CDK8 kinase—An emerging target in targeted cancer therapy

•Impeded mRNA synthesis contributes to the effectiveness of pan-CDK inhibitors.•Numerous studies indicate that CDK8/cyclin C can function as a bona fide oncogene.•Oncogenic functions of CDK8 are related to the modulation of transcription programs.•Unique structure of CDK8/CycC among other CDKs enables SBDD of selective inhibitors.•First selective CDK8/cyclin C inhibitors are currently in preclinical development.
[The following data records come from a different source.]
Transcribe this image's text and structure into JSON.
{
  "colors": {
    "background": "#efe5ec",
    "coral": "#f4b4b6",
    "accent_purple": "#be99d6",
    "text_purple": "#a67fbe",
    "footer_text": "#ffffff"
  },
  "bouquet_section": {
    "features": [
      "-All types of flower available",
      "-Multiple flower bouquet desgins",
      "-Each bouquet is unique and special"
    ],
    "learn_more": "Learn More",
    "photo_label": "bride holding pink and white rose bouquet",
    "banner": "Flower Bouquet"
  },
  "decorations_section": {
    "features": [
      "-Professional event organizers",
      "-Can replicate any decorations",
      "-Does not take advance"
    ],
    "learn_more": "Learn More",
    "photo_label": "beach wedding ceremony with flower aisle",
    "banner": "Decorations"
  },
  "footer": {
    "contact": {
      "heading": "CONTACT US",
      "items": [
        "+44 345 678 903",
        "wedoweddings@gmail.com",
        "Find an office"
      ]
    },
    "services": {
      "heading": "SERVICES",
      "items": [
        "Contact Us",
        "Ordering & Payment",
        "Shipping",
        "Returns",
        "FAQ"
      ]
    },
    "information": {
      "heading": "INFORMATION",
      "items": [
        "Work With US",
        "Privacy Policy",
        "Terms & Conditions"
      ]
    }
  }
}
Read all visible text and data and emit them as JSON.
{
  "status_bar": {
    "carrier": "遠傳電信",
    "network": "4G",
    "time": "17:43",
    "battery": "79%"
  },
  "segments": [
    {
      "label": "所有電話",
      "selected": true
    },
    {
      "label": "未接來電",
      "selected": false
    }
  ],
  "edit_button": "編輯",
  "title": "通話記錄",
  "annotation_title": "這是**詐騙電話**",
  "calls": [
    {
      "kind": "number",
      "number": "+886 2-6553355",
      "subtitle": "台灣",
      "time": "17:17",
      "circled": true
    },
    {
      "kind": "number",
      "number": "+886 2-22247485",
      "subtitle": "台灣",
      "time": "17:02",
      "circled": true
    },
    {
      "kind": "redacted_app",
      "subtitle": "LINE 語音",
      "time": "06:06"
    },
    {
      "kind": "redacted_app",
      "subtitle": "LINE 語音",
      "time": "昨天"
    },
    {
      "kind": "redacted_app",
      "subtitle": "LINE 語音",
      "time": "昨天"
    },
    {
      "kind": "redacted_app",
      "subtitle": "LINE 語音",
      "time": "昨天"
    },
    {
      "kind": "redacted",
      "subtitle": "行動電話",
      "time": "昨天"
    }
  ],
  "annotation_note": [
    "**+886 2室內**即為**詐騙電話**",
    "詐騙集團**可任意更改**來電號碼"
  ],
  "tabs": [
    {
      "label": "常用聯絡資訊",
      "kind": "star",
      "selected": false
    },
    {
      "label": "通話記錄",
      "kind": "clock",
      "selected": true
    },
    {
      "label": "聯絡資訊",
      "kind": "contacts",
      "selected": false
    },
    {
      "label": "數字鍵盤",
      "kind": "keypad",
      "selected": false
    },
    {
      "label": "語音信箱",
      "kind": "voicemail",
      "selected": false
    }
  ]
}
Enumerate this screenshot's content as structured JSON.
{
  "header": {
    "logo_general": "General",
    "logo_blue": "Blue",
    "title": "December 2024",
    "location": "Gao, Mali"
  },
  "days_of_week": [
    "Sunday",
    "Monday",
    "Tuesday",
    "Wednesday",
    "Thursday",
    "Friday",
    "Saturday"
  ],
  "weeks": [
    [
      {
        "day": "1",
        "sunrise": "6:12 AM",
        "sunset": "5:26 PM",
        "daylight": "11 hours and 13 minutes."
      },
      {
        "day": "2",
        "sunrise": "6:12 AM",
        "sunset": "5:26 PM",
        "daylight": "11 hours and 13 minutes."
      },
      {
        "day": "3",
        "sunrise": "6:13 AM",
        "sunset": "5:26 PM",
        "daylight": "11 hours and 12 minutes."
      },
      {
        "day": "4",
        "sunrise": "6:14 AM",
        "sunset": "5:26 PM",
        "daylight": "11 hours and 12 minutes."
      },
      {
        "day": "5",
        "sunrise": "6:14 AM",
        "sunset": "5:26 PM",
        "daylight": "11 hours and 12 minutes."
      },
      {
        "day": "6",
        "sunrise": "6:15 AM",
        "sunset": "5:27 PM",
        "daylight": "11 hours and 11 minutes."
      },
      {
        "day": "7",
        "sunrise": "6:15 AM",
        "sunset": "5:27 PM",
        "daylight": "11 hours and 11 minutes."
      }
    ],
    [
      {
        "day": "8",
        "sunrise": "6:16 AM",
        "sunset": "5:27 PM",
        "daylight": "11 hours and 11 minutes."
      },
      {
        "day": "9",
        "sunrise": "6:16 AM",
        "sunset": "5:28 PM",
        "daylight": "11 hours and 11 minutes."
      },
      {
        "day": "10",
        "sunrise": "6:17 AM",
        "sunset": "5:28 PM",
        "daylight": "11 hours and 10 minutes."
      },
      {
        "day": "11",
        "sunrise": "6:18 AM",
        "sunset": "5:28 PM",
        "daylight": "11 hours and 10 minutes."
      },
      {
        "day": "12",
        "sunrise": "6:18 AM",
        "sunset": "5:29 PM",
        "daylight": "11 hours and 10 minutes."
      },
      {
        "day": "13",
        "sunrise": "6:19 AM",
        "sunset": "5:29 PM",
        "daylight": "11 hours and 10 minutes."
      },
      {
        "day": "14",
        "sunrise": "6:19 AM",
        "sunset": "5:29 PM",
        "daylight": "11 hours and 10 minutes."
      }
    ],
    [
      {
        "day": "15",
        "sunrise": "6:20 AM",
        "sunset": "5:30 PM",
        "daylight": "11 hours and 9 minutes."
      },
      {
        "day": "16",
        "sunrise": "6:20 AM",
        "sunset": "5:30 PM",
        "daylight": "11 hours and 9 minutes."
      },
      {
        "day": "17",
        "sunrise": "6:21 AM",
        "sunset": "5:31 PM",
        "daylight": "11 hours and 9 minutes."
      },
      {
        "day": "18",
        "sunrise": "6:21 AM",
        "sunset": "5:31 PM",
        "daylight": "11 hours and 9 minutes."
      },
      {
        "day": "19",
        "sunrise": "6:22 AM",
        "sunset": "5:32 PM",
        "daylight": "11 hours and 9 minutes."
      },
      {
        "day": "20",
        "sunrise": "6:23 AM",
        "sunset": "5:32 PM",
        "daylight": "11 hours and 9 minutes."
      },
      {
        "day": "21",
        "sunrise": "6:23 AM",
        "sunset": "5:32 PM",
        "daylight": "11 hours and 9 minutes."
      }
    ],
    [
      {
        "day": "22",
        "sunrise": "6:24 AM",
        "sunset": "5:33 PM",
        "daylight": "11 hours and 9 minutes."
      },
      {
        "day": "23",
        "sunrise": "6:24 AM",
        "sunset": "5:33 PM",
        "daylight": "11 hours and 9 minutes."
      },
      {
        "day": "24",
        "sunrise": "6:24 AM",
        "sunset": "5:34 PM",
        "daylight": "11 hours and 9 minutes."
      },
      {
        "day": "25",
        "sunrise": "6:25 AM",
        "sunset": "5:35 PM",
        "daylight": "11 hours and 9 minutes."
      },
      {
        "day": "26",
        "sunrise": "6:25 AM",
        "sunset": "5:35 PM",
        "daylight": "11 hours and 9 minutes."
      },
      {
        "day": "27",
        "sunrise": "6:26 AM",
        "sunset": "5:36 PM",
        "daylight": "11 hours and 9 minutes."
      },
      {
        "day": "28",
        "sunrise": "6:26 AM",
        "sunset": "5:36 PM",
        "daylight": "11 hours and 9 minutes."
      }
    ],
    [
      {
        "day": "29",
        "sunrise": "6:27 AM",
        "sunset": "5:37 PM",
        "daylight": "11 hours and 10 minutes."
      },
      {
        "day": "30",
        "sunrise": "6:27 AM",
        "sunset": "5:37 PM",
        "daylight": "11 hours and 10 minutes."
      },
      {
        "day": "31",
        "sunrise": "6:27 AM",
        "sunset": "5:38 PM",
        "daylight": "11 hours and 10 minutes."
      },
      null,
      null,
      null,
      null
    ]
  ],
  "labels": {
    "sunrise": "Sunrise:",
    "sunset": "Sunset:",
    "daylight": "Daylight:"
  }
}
Cyclin-dependent kinase (CDK) inhibitors have been developed as potential anticancer therapeutics and several nonselective compounds are currently in advanced clinical trials. This review is focused on the key biological roles of CDK8 kinase, which provide a proof-of-principle for continued efforts toward effective cancer treatment, targeting activity of this CDK family member. Among currently identified kinase inhibitors, several displayed significant selectivity for CDK8 and notably the effectiveness in targeting cancer specific gene expression programs. Structural features of CDK8 and available ligands were discussed from a perspective of the rational drug design process. Current state of the art confirms that further development of CDK8 inhibitors will translate into targeted therapies in oncology. This article is part of a Special Issue entitled:Inhibitors of Protein Kinases.